The first step is to look at the number of accounts you have. Over our lives, we tend to accumulate accounts as we move and change jobs, leaving us with many we don’t need. So, go through your accounts, and consolidate.
First, close down all but one brokerage account for taxable assets. Putting investments in one account makes it easier to monitor your asset allocation, which is your mix of stocks, bonds, and cash.
Additionally, doing so could lower fees. Ensure you are dealing with a stable brokerage that is or will quickly become familiar with your financial situation.
Then, roll all of your tax-deferred retirement assets into one plan.
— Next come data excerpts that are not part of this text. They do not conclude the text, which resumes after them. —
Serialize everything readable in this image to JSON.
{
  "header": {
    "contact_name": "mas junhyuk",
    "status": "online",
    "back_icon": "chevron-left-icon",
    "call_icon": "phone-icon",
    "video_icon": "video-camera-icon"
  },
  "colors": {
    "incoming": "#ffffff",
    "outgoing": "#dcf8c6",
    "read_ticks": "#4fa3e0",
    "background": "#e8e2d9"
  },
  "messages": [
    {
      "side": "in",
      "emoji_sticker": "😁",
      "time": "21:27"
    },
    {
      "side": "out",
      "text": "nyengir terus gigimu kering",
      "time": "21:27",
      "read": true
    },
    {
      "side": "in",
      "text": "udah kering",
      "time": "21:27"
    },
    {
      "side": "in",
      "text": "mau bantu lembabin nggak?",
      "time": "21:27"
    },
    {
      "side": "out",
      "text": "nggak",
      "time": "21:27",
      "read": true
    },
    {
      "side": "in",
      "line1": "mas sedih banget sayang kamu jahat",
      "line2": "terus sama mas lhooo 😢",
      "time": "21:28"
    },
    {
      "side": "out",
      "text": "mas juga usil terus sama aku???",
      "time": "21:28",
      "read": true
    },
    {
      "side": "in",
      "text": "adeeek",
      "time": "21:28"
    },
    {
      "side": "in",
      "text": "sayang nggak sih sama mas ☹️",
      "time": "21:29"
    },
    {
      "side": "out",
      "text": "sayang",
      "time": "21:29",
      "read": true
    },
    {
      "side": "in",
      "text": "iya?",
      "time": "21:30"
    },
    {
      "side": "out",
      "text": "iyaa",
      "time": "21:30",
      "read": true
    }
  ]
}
In addition to allowing you (or your advisor) to better monitor your asset allocation, consolidating 401(k) and Individual Retirement Accounts (IRAs) will make it easier to calculate the required minimum distributions you must take from those accounts once you pass age 70 1/2.
Once your accounts are consolidated, you’ll want to look at your investments, asking if they align with your long-term goals. At this point, it’s important to discuss your objectives with your advisor, particularly when you’re thinking about selling, as doing so can result in capital gains and losses, and a potential tax impact.